I HAD a bet on with myself, whether Diarmuid Martin, the Catholic archbishop of Dublin, would go on about greed in his Christmas homily, and I'm sorry to say he did. All the spiritual leaders seem to be worried about our values now that we have money, as if our values were just fine when we were half-desperate from the lack of it.
Our values, note. Our greed. Not CJH's greed or Ray Burke's greed or George Redmond's greed or the greed sloshing around the Fianna Fail tent at Galway Races. Not a word about that.
Just the greed of people who until recently were in no position to be greedy.
I personally hope that you have lots of money in 2007. Money is the great facilitator. It opens the door to new experience. It buys services. It can't protect you against illness or death but it can make all the difference to how you endure the one and stay comfortable when the other begins to loom. Friends can't be bought but the opportunities for making them can. Attention can be bought. Education can be bought. You name some good that can't be approached by being bought and I'll be very much surprised.
Including being good. Money can help us to be good . . . or at least, the absence of money made us bad. We know for sure, as a matter of bitter experience, that when Ireland was poor it was a horrible, unjust, miserable, tight and mean place, exceptionally cruel to women, children and the poor. The only excuse for the condition this country was in by the 1950s was poverty. Only seeing children as rats who would eat the last of the grain can begin to explain why they were treated as they were. Not that poverty of itself makes children seem a burden. All over Africa, for example, in situations of deprivation and even hunger, children are loved and enjoyed. It took the churchmen we had then, as well as mass poverty, to create the Ireland where children were treated like animals who invited punishment and men and women were afraid of each other, afraid of their own sexuality, afraid of their minds and in despair at the destiny that shovelled them onto the emigrant boats. The 'orphanages' and industrial schools and mother-and-baby homes of that era were excrescences of a society rotten in multiple ways.

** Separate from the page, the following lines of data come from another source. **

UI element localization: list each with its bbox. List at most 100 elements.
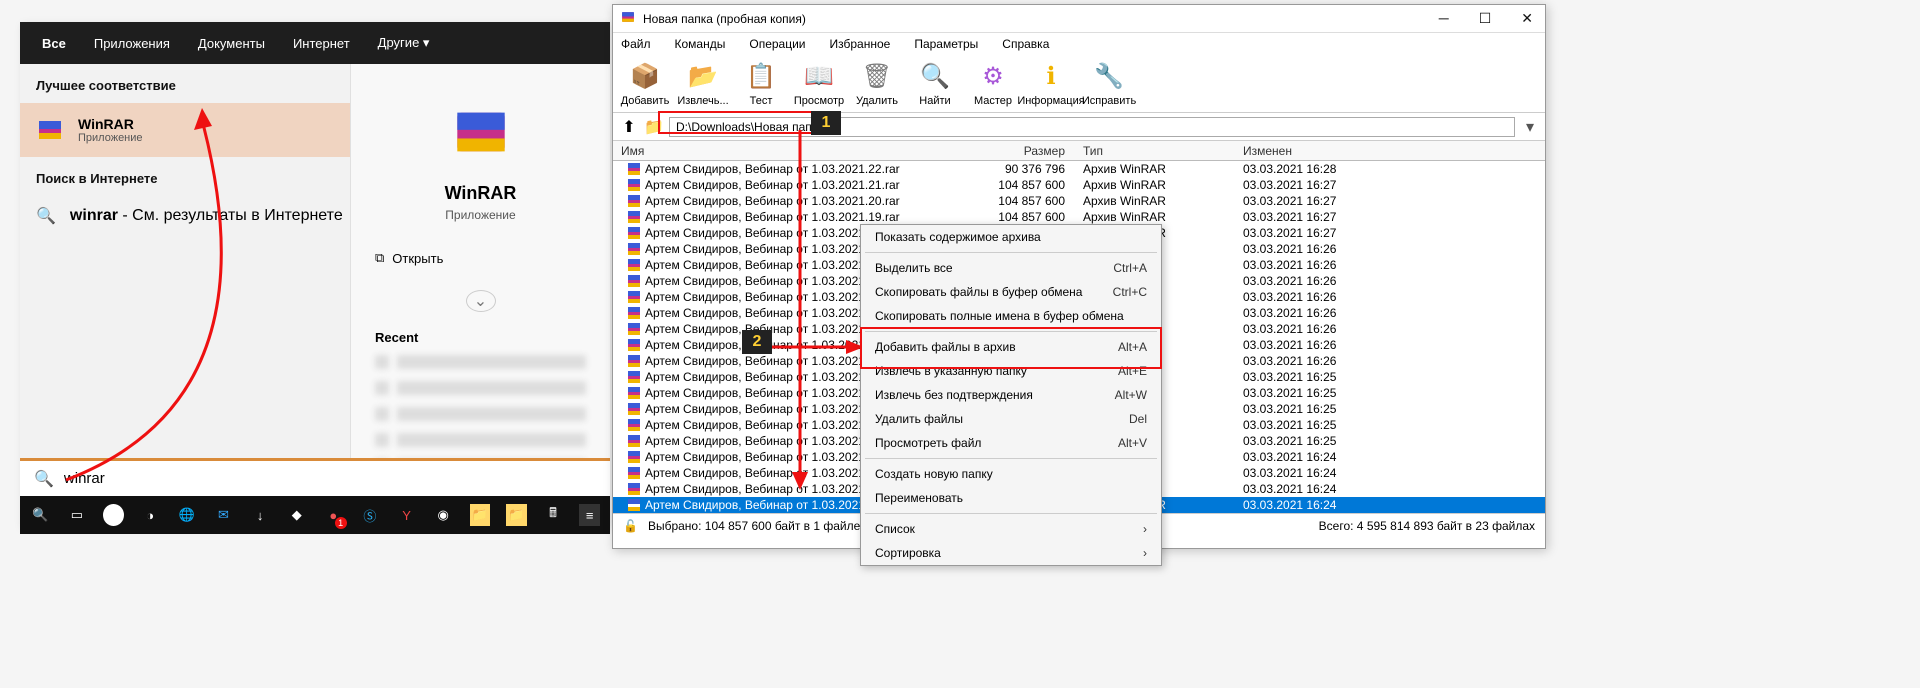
search-tab-docs[interactable]: Документы	[198, 36, 265, 51]
search-tab-web[interactable]: Интернет	[293, 36, 350, 51]
file-type: Архив WinRAR	[1083, 194, 1243, 208]
power-icon[interactable]: ◑	[140, 504, 161, 526]
result-title: WinRAR	[78, 116, 143, 132]
context-menu-item[interactable]: Извлечь в указанную папкуAlt+E	[861, 359, 1161, 383]
col-size[interactable]: Размер	[963, 144, 1083, 158]
archive-icon	[627, 194, 641, 208]
context-menu-item[interactable]: Создать новую папку	[861, 462, 1161, 486]
wizard-icon: ⚙	[976, 59, 1010, 93]
browser-icon[interactable]: 🌐	[177, 504, 198, 526]
file-row[interactable]: Артем Свидиров, Вебинар от 1.03.2021.19.…	[613, 209, 1545, 225]
file-name: Артем Свидиров, Вебинар от 1.03.2021.22.…	[645, 162, 900, 176]
toolbar-test-button[interactable]: 📋Тест	[737, 59, 785, 107]
archive-icon	[627, 322, 641, 336]
recent-item[interactable]	[375, 381, 586, 399]
menu-commands[interactable]: Команды	[675, 37, 726, 51]
context-menu-item[interactable]: Скопировать полные имена в буфер обмена	[861, 304, 1161, 328]
file-row[interactable]: Артем Свидиров, Вебинар от 1.03.2021.20.…	[613, 193, 1545, 209]
menu-item-label: Удалить файлы	[875, 412, 963, 426]
preview-open-button[interactable]: ⧉ Открыть	[375, 250, 443, 266]
menu-favorites[interactable]: Избранное	[830, 37, 891, 51]
menu-file[interactable]: Файл	[621, 37, 651, 51]
toolbar-info-button[interactable]: ℹИнформация	[1027, 59, 1075, 107]
menu-separator	[865, 252, 1157, 253]
col-name[interactable]: Имя	[613, 144, 963, 158]
preview-app-type: Приложение	[445, 208, 515, 222]
context-menu-item[interactable]: Список›	[861, 517, 1161, 541]
calc-icon[interactable]: 🖩	[543, 504, 564, 526]
menu-shortcut: Alt+E	[1118, 364, 1147, 378]
file-name: Артем Свидиров, Вебинар от 1.03.2021.21.…	[645, 178, 900, 192]
messenger-icon[interactable]: ✉	[213, 504, 234, 526]
toolbar-view-button[interactable]: 📖Просмотр	[795, 59, 843, 107]
task-view-icon[interactable]: ▭	[67, 504, 88, 526]
context-menu-item[interactable]: Скопировать файлы в буфер обменаCtrl+C	[861, 280, 1161, 304]
file-modified: 03.03.2021 16:26	[1243, 338, 1545, 352]
menu-item-label: Переименовать	[875, 491, 963, 505]
editor-icon[interactable]: ≡	[579, 504, 600, 526]
app-icon[interactable]: ◆	[286, 504, 307, 526]
close-button[interactable]: ✕	[1521, 10, 1533, 27]
file-row[interactable]: Артем Свидиров, Вебинар от 1.03.2021.22.…	[613, 161, 1545, 177]
archive-icon	[627, 370, 641, 384]
search-input[interactable]	[64, 470, 596, 487]
file-modified: 03.03.2021 16:27	[1243, 178, 1545, 192]
archive-icon	[627, 498, 641, 512]
path-dropdown-button[interactable]: ▾	[1521, 117, 1539, 137]
browser-icon[interactable]: Y	[396, 504, 417, 526]
app-icon[interactable]: ●1	[323, 504, 344, 526]
toolbar-find-button[interactable]: 🔍Найти	[911, 59, 959, 107]
search-icon: 🔍	[36, 206, 56, 226]
archive-icon	[627, 258, 641, 272]
minimize-button[interactable]: ─	[1439, 10, 1449, 27]
file-name: Артем Свидиров, Вебинар от 1.03.2021.2.r…	[645, 482, 893, 496]
search-tab-all[interactable]: Все	[42, 36, 66, 51]
toolbar-delete-button[interactable]: 🗑Удалить	[853, 59, 901, 107]
folder-icon[interactable]: 📁	[506, 504, 527, 526]
file-modified: 03.03.2021 16:25	[1243, 402, 1545, 416]
archive-icon	[627, 434, 641, 448]
archive-icon	[627, 386, 641, 400]
toolbar-repair-button[interactable]: 🔧Исправить	[1085, 59, 1133, 107]
path-input[interactable]	[669, 117, 1515, 137]
col-modified[interactable]: Изменен	[1243, 144, 1545, 158]
context-menu-item[interactable]: Выделить всеCtrl+A	[861, 256, 1161, 280]
downloads-icon[interactable]: ↓	[250, 504, 271, 526]
file-modified: 03.03.2021 16:25	[1243, 418, 1545, 432]
recent-item[interactable]	[375, 355, 586, 373]
menu-item-label: Скопировать полные имена в буфер обмена	[875, 309, 1124, 323]
recent-item[interactable]	[375, 407, 586, 425]
context-menu-item[interactable]: Добавить файлы в архивAlt+A	[861, 335, 1161, 359]
search-icon[interactable]: 🔍	[30, 504, 51, 526]
search-tab-apps[interactable]: Приложения	[94, 36, 170, 51]
context-menu-item[interactable]: Удалить файлыDel	[861, 407, 1161, 431]
skype-icon[interactable]: Ⓢ	[360, 504, 381, 526]
toolbar-extract-button[interactable]: 📂Извлечь...	[679, 59, 727, 107]
col-type[interactable]: Тип	[1083, 144, 1243, 158]
menu-help[interactable]: Справка	[1002, 37, 1049, 51]
file-row[interactable]: Артем Свидиров, Вебинар от 1.03.2021.21.…	[613, 177, 1545, 193]
folder-up-button[interactable]: ⬆	[619, 117, 639, 137]
context-menu-item[interactable]: Извлечь без подтвержденияAlt+W	[861, 383, 1161, 407]
context-menu-item[interactable]: Просмотреть файлAlt+V	[861, 431, 1161, 455]
lock-icon: 🔓	[623, 519, 638, 533]
file-modified: 03.03.2021 16:24	[1243, 498, 1545, 512]
browser-icon[interactable]	[103, 504, 124, 526]
context-menu-item[interactable]: Сортировка›	[861, 541, 1161, 565]
taskbar: 🔍 ▭ ◑ 🌐 ✉ ↓ ◆ ●1 Ⓢ Y ◉ 📁 📁 🖩 ≡	[20, 496, 610, 534]
toolbar-add-button[interactable]: 📦Добавить	[621, 59, 669, 107]
context-menu-item[interactable]: Показать содержимое архива	[861, 225, 1161, 249]
context-menu-item[interactable]: Переименовать	[861, 486, 1161, 510]
maximize-button[interactable]: ☐	[1479, 10, 1492, 27]
menu-item-label: Показать содержимое архива	[875, 230, 1041, 244]
menu-operations[interactable]: Операции	[749, 37, 805, 51]
recent-item[interactable]	[375, 433, 586, 451]
camera-icon[interactable]: ◉	[433, 504, 454, 526]
open-icon: ⧉	[375, 250, 384, 266]
preview-expand-button[interactable]: ⌄	[466, 290, 496, 312]
file-modified: 03.03.2021 16:28	[1243, 162, 1545, 176]
folder-icon[interactable]: 📁	[470, 504, 491, 526]
toolbar-wizard-button[interactable]: ⚙Мастер	[969, 59, 1017, 107]
search-tab-more[interactable]: Другие ▾	[378, 35, 430, 51]
menu-options[interactable]: Параметры	[914, 37, 978, 51]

Still, the best defence against it was money.
A few months ago there was a horrendous car-crash in rural Ireland in which several young people died, and the priest at one of the funerals preached a sermon on the theme of how the past 20 years or so have ruined the values by which Irish people once lived. What this had to do with the tragic loss of those young people, I do not know. As far as I understand it, their last hours were spent having a few drinks in the local pub, where they thoroughly enjoyed themselves. I don't see how the rest of us are implicated at all. Still . . . the sermon was highly praised. There must be quite a hankering for the generalised guilt which was such an effective instrument of ideological control in the past. There must be a kind of hankering for the bad old days.
Archbishop Brady took up the theme recently. In his view, "more and more people are fearful of the future, isolated, and make no life commitments" . . . though if he'd ever drunk in Kilburn or Coventry or Springfield, Massachusetts with some of the elderly Irish people who were human exports from the old Ireland, he'd really know what fear, isolation and the incapacity to make life commitments are like. At least if you're in this state, when you have money in your pocket, you have some agency in it. Up to now, it was a state imposed by poverty.
The primate went on to link morality with manners. The nuns used to do the same, especially the more snobbish orders. To be genteel was to be holy. What is our senior churchman, in the face of the human condition, doing, linking the bad language used by Podge and Rodge in a puppet show with "where we are going morally and spiritually"? Ah, I see. He says he wants back "decency and respect". Well, decency is perfectly compatible with potty language. And respect? Respect for his or any authority is not at all the same when you've money in your pocket and you don't need a priest's reference to get a job. Deference, in modern Ireland, has to be earned.
This isn't to say that our nouveau materialism isn't going through a phase of gross ostentation, waking up gross envy in the people who aren't being ostentatious. Sure we've had no practice . . . most of us don't know how to have money and be nice or have money and be good. But at least now we are in a position to find out. At least now, if we don't cherish our infants, educate our children, give to the needy and pay our taxes it will be evident that those are our choices.
But it is perfectly possible that in time, we'll settle down into quite a decent little society.
The churchmen who berate us for our vulgar enjoyment of wealth have never themselves wanted for a meal, never tried to get a child a job, never watched a clever man or woman drink away their cleverness in the absence of an educational or any other opportunity. If they had . . . if they were inured to the lowest of expectations, the way we used to be . . . they'd pause now to thank God for the change that has come over Ireland, and to face the consequences for themselves of us not being sheep and this place not being a vale of tears.